副業の容認は、そうした人材流出のピンチを招かないためにも効果があるのです。

新たな人材の確保

上述の「退職の防止」にも通じることですが、副業を容認することで、これまで企業の事情で副業を諦めていた人材を獲得しやすくなるというメリットがあります。副業をしたいと考える人は自分のスキルや知見に自信を持っている人が多いでしょうから、その分優秀な人材が確保できる機会が増えるでしょう。また、そうした人材を組織に投入することで、多くのノウハウが他の社員にも伝播するといった二次的効果も期待できると言えます。

勘違いしてはならない副業の基本

ここまで、副業の解禁が企業にもたらすメリットについて触れてきました。記載してきたように副業には企業に対しても複数のメリットがありますが、同時に、社員が副業にのめり込んでしまうと、長時間労働や情報漏えいなどのリスクも生じてきます。

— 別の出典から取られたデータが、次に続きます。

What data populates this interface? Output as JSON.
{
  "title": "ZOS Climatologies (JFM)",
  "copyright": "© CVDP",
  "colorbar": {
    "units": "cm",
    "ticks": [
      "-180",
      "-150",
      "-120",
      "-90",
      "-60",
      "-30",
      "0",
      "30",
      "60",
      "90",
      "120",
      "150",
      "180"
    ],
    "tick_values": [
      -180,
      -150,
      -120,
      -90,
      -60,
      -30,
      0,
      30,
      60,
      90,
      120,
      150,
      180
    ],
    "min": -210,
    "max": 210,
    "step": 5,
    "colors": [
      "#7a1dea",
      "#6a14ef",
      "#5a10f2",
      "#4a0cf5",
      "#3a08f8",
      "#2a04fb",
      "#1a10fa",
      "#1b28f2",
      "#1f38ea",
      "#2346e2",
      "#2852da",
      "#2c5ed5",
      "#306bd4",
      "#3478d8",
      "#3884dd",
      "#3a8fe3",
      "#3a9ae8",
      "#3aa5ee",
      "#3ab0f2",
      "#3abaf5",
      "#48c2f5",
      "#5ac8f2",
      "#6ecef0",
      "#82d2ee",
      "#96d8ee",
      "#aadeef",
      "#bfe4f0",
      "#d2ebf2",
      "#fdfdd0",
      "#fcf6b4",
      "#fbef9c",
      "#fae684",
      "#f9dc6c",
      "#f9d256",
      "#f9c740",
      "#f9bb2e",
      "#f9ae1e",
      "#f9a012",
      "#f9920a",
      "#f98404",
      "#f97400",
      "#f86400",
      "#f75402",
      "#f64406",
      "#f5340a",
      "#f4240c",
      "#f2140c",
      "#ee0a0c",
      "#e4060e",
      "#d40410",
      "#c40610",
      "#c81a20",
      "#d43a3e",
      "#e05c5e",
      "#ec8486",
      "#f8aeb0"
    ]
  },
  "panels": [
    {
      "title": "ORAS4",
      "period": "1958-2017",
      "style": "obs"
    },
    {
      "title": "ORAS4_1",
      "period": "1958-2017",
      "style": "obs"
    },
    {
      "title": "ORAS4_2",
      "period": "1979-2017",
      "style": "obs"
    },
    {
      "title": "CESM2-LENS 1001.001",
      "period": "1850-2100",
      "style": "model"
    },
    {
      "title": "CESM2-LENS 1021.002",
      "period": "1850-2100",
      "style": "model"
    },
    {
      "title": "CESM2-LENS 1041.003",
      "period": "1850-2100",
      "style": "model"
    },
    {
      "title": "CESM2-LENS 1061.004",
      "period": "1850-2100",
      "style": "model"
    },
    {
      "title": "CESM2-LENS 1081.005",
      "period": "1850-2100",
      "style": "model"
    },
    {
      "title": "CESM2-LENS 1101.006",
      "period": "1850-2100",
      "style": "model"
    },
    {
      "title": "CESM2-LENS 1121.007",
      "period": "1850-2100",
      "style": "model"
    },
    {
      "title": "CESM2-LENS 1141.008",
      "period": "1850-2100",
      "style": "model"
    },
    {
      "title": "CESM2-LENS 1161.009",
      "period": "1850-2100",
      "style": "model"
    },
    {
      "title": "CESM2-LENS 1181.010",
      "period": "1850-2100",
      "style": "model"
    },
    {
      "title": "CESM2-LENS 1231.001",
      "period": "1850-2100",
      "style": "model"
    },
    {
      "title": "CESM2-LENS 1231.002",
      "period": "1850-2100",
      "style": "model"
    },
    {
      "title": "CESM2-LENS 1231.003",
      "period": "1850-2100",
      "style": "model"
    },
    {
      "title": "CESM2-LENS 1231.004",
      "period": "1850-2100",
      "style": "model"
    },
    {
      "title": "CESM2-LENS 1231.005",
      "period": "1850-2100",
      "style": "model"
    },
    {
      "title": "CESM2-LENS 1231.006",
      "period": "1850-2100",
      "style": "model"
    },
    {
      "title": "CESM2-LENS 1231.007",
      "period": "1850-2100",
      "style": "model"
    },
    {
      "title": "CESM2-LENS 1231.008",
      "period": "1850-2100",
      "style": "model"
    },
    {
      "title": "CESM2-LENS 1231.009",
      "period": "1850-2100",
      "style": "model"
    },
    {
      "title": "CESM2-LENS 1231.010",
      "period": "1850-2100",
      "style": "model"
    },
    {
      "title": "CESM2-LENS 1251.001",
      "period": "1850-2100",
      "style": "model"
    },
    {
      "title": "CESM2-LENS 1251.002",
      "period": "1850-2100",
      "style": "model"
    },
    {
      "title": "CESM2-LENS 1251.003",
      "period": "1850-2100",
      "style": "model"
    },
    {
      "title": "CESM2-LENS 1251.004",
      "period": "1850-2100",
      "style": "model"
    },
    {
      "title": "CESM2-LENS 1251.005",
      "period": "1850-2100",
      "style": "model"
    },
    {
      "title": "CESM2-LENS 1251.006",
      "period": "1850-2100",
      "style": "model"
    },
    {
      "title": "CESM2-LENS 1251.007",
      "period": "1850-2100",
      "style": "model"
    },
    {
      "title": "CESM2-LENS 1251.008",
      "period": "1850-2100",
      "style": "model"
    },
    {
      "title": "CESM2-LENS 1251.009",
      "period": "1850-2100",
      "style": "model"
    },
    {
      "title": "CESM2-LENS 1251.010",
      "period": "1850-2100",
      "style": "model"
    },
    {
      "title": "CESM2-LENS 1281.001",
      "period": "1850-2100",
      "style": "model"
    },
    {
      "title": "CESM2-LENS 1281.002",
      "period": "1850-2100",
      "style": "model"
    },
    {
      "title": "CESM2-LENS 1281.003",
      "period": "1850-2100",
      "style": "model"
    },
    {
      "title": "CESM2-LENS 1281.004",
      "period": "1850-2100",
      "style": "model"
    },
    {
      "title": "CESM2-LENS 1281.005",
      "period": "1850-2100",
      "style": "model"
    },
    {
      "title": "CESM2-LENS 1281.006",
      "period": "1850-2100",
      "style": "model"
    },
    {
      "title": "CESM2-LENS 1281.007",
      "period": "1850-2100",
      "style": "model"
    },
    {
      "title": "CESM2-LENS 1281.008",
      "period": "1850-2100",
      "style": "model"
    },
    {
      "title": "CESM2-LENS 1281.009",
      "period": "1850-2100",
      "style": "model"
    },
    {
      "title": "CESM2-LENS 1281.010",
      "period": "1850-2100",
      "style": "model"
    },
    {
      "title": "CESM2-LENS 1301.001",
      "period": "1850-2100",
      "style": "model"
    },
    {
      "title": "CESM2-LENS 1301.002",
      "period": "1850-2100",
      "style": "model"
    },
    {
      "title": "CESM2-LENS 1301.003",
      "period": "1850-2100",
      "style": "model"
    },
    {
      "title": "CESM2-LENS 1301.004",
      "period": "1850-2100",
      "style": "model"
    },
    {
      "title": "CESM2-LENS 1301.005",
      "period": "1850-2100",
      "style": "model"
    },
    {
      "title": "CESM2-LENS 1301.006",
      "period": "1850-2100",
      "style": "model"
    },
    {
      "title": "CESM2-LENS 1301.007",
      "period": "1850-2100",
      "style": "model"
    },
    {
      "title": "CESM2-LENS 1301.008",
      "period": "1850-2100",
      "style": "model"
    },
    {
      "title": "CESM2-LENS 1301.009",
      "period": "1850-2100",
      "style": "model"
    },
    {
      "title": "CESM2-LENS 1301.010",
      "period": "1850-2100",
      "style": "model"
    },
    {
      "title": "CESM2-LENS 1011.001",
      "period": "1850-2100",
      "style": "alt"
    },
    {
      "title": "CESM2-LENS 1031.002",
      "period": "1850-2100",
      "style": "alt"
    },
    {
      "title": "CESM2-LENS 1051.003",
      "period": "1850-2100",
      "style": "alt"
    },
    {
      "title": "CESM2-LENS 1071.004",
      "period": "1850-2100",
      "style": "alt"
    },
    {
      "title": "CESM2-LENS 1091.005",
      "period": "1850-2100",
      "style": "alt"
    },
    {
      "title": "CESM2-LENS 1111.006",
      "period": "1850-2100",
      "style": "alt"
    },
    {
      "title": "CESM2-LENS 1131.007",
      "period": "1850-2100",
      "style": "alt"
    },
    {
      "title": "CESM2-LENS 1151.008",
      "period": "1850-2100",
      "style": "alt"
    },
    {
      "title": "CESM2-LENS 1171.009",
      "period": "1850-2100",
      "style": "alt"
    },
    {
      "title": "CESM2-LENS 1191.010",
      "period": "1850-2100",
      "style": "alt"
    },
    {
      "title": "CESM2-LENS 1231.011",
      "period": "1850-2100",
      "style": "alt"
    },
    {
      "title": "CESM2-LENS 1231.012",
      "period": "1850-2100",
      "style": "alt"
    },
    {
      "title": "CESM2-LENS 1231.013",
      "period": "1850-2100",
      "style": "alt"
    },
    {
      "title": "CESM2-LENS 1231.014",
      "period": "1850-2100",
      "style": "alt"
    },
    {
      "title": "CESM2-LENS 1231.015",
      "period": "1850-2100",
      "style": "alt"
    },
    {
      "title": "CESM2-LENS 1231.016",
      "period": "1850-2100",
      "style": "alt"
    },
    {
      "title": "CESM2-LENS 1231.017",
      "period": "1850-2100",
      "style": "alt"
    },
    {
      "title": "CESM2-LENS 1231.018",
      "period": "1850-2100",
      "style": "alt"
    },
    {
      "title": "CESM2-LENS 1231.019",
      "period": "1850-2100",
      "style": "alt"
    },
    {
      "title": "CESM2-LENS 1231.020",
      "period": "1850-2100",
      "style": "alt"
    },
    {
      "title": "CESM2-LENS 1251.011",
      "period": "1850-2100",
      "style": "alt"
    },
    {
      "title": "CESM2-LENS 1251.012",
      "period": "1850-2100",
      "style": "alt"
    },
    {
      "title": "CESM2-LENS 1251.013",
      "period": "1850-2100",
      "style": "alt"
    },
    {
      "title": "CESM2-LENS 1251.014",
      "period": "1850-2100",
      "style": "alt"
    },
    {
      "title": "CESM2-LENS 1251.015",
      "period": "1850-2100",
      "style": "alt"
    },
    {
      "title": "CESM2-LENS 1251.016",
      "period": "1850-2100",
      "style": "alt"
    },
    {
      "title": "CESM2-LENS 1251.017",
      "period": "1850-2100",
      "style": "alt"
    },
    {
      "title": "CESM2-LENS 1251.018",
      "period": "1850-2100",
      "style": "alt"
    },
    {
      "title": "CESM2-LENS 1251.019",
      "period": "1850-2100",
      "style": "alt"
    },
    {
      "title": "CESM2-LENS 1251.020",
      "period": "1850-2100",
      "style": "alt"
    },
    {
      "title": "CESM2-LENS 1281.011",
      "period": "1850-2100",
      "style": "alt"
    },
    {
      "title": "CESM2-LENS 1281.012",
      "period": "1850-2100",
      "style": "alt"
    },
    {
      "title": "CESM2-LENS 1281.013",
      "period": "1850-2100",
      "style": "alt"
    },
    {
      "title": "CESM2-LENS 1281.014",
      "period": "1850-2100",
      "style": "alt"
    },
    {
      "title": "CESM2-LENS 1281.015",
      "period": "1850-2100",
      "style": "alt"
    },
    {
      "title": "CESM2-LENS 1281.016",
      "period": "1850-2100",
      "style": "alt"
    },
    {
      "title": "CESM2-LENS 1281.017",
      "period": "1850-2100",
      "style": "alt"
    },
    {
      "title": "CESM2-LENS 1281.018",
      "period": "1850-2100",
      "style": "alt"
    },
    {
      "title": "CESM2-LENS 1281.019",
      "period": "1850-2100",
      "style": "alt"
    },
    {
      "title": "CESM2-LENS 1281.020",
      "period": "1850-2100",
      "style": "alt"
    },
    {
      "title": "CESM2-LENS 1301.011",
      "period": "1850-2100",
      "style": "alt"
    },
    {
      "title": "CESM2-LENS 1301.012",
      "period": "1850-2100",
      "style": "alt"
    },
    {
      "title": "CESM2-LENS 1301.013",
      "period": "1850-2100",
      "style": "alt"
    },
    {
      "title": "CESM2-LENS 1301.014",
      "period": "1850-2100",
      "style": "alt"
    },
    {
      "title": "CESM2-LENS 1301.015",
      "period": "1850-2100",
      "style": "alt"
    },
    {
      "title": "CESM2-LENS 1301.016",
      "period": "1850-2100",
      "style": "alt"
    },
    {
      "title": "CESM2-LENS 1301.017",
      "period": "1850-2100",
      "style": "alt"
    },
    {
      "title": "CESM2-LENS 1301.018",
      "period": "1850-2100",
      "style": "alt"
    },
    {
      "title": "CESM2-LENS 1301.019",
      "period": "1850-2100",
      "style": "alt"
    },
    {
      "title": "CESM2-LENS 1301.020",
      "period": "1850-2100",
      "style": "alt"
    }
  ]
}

こうしたことは副業をする個人個人が注意すべきことではありますが、一方で、副業を容認する企業側も、社員に対して「あくまでも本業を最優先することが基本である」ということを徹底して周知すべきでしょう。

実際、すでに副業を容認している企業であっても「事前に申請して許可を取ること」「本業と競合しない副業ならばOK」といった一定の条件を設けているところが多くあります。企業側も社員側も、「無制限で副業をしてよい」と勘違いしないことが大切であると言えます。

副業を認めている企業一例

それでは最後に、すでに副業を容認している企業の事例を幾つか紹介していきます。

ロート製薬

製薬業界大手のロート製薬は、他社に先駆けて2016年に副業を解禁しています。社外での副業を認める「社外チャレンジワーク制度」、社内の複数の部署の仕事を掛け持ちできる「社内ダブルジョブ制度」の2つの制度を設け、多様な働き方を促しています。

ソフトバンク

通信大手のソフトバンクでは、2017年11月に就業規則を改訂して社員の副業を認めました。「本業に影響のない範囲」という条件が設定されていますが、副業を通じて社員のスキルアップや成長を期待しているそうです。

サイボウズ

ソフトウェア等の開発を手がけるサイボウズも副業を推奨する代表的な企業の1つです。同社の場合、「副業」ではなく、どの就業先に対しても主従関係のない「複業」という言葉を使っています。サイボウズでは「複業採用」というユニークな制度も採用しています。

ユニ・チャーム

紙おむつや生理用品などのメーカーであるユニ・チャームは、個人個人のスキルアップや成長につながる副業を前提とした上で、入社4年目以上の正社員に対して副業を容認しています。健康管理の観点から24時以降の勤務は禁止するなど、社員のことを考えた上での条件設定もしています。

ドン・キホーテ

ディスカウント大手のドン・キホーテは、かつては副業禁止の規定を設けていましたが、社員からの要望などにより副業を解禁。ユニークなのは、単純に副業を認めるだけではなく、事業所内にある保育施設での副業を認めた点。これによって、保育施設の人材不足解消に加え、社会課題となっている待機児童問題の解決の一助となることが期待されています。